Lean_State_Search_Random
Property | Value |
---|---|
Author | ruc-ai4math |
Paper | arXiv:2501.13959 |
Repository | HuggingFace |
What is Lean_State_Search_Random?
Lean_State_Search_Random is a specialized model designed for premise retrieval in the Lean theorem proving system. It leverages state representation to enhance mathematical formalization processes and implements a learning-based approach for identifying relevant premises during proof construction.
Implementation Details
The model architecture consists of two main components: pre-trained models for retrieval (410_stable_random) and reranking (410_stable_random_1024) tasks.

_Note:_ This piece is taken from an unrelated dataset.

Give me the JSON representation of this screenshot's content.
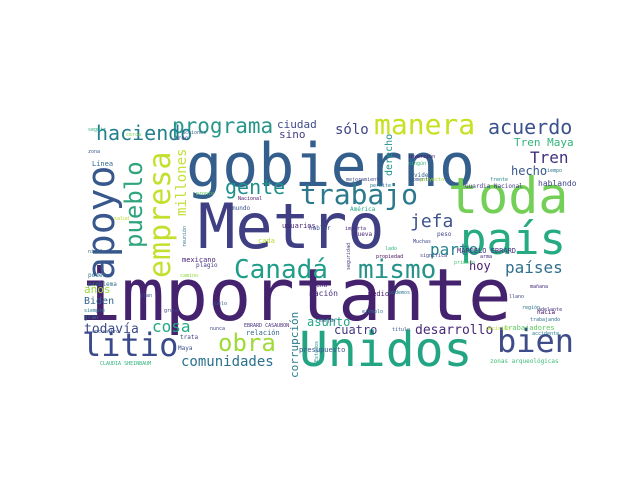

These models are specifically optimized for mathematical theorem proving contexts and are available in separate directories for different use cases.
- Pre-trained base model for retrieval fine-tuning (410_stable_random)
- Extended model for reranking tasks (410_stable_random_1024)
- Fine-tuned variants for specific retrieval and reranking applications
Core Capabilities
- Efficient premise retrieval in Lean theorem proving
- State-based representation learning
- Dual-purpose functionality: initial retrieval and result reranking
- Specialized mathematical formalization assistance
Frequently Asked Questions
Q: What makes this model unique?
The model's uniqueness lies in its specialized focus on mathematical premise retrieval using state representation in Lean. It combines both retrieval and reranking capabilities, making it a comprehensive solution for theorem proving assistance.
Q: What are the recommended use cases?
This model is primarily designed for researchers and developers working with the Lean theorem prover, particularly those seeking to automate or enhance the premise selection process in mathematical formalization tasks.